Aviação Militar

O McDonnell Douglas F-4 Phantom II na Força Aérea Australiana

Pontos principais

  • A RAAF operou 24 F-4E Phantom II entre 1970 e 1973 como medida provisória.
  • As aeronaves foram arrendadas da USAF devido a falhas técnicas e atrasos na entrega do F-111C.
  • O F-4E serviu como plataforma de treinamento crucial para os pilotos que operariam o F-111C.
  • A maioria dos Phantoms devolvidos pelos australianos foi posteriormente convertida na variante F-4G Wild Weasel.

A Força Aérea Real Australiana (RAAF - Royal Australian Air Force) operou 24 aeronaves de ataque e caça-bombardeiro McDonnell Douglas F-4E Phantom II entre 1970 e 1973. A utilização deste modelo ocorreu como uma medida provisória para preencher a lacuna operacional deixada por atrasos significativos na entrega dos bombardeiros General Dynamics F-111C.

Contexto de Aquisição e Avaliação

A busca por um substituto para os bombardeiros English Electric Canberra começou no início da década de 1960. Em 1963, uma comissão de oficiais da RAAF, liderada pelo Marechal do Ar Valston Hancock, avaliou diversas aeronaves nos Estados Unidos, Reino Unido e França, incluindo o General Dynamics F-111 (então TFX), o North American A-5 Vigilante, o F-4C Phantom II, o BAC TSR-2 e o Dassault Mirage IV.

Embora o F-111 tenha sido selecionado como a opção mais adequada, o F-4C foi inicialmente rejeitado por não possuir o alcance, o desempenho em baixas altitudes e a capacidade de reconhecimento exigidos pela Austrália.
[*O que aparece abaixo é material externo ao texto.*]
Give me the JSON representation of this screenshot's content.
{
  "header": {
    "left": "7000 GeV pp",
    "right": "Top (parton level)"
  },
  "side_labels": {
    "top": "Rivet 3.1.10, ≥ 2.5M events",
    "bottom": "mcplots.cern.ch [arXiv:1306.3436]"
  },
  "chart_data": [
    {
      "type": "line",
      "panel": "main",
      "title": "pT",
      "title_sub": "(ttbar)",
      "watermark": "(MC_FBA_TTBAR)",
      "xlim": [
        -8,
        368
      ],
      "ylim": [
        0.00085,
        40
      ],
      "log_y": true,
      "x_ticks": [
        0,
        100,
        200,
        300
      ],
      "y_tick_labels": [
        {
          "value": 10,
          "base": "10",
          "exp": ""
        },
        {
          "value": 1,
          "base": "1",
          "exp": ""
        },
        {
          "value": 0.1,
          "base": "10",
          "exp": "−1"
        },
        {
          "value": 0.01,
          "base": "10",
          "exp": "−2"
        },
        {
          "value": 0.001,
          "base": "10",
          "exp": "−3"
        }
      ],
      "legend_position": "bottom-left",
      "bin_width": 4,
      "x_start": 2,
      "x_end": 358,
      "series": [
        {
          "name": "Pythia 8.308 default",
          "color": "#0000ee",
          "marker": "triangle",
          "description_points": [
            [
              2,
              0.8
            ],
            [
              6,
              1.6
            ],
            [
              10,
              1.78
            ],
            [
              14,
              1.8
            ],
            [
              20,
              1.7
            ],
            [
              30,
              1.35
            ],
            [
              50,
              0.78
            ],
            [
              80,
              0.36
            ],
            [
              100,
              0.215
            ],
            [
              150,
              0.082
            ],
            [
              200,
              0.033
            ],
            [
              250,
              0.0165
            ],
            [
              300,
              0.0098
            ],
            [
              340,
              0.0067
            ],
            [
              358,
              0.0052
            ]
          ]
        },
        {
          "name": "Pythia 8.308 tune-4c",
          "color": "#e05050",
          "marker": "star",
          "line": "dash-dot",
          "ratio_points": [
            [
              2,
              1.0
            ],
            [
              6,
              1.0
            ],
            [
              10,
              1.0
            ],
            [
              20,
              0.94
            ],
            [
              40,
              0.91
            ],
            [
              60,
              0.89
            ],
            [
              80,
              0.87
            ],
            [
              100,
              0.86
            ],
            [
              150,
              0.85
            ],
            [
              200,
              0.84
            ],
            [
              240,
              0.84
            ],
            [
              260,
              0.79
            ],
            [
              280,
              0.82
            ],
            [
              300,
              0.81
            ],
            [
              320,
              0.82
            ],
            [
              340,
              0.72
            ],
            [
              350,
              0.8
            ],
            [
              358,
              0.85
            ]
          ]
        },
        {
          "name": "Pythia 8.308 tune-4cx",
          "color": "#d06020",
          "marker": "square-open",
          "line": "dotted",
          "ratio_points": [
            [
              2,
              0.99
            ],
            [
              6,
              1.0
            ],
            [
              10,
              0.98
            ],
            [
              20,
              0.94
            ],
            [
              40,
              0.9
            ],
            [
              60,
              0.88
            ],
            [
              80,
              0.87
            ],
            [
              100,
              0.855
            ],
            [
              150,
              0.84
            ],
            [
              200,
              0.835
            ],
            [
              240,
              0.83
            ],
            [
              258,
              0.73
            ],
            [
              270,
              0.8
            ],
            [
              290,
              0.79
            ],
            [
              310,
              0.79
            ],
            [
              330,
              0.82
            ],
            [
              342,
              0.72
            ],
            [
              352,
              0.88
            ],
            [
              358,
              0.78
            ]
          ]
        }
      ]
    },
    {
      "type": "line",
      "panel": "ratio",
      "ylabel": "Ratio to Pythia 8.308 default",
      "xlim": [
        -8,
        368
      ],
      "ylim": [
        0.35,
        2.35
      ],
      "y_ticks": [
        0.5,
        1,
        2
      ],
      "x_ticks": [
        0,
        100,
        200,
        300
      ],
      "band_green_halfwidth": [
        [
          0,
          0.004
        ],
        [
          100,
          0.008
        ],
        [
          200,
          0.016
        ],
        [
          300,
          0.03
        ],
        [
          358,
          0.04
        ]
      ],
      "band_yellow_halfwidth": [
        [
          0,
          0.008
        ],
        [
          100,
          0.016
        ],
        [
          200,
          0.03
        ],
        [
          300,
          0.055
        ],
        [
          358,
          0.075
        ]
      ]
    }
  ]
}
Na época, o governo australiano optou por adquirir 24 unidades do F-111C, uma variante específica para as necessidades do país.

A Crise do F-111 e a Solução Provisória

No final dos anos 1960, o programa F-111 enfrentou graves problemas técnicos, especialmente relacionados à montagem das asas, o que levou ao aterramento de toda a frota após um acidente nos Estados Unidos em setembro de 1968. Com as aeronaves australianas armazenadas em Fort Worth, Texas, aguardando correções, a RAAF avaliou alternativas como o Blackburn Buccaneer, o LTV A-7 Corsair II e o Grumman A-6 Intruder.

Dentre as opções, apenas o F-4E Phantom II foi considerado minimamente capaz de atender aos requisitos, apesar de limitações em alcance e a ausência de radar de seguimento de terreno. Em abril de 1970, o Ministro da Defesa Malcolm Fraser e seu homólogo americano, Melvin R. Laird, negociaram um acordo para o arrendamento de 24 F-4Es a um preço reduzido.

Operação e Legado na RAAF

Os F-4E entraram em serviço em setembro de 1970 e foram empregados principalmente na função de ataque ao solo. A operação do Phantom II foi considerada bem-sucedida, servindo não apenas como força de dissuasão, mas também como um treinamento intensivo para as tripulações que posteriormente operariam os sofisticados F-111C. Esse período elevou os padrões profissionais da RAAF em termos de táticas de combate e manutenção de sistemas complexos.

Durante o período de serviço, uma aeronave foi destruída em um acidente de voo em junho de 1971, e outra sofreu danos graves em um pouso forçado, sendo posteriormente reparada pela RAAF. Com a entrada em operação efetiva dos F-111C em 1973, a proposta da RAAF de manter os Phantoms foi rejeitada pelo governo australiano por questões orçamentárias.

As 23 aeronaves sobreviventes foram devolvidas à Força Aérea dos Estados Unidos (USAF) entre outubro de 1972 e junho de 1973. Após o retorno, a maioria dessas unidades foi convertida para a variante F-4G Wild Weasel, especializada na supressão de defesas aéreas inimigas.

Perguntas frequentes

Por que a Austrália utilizou o F-4 Phantom II?

A Austrália arrendou o F-4E Phantom II como uma solução temporária porque o programa do bombardeiro F-111C enfrentou graves problemas técnicos e atrasos na entrega, deixando a RAAF sem sua principal capacidade de ataque.

Qual era a função principal do F-4E na RAAF?

A função principal era o ataque ao solo (ground attack), preparando as tripulações para a transição para os sistemas mais complexos do F-111C.

O que aconteceu com as aeronaves após o serviço na Austrália?

As 23 aeronaves sobreviventes foram devolvidas à USAF entre 1972 e 1973, e muitas foram posteriormente convertidas na variante F-4G Wild Weasel.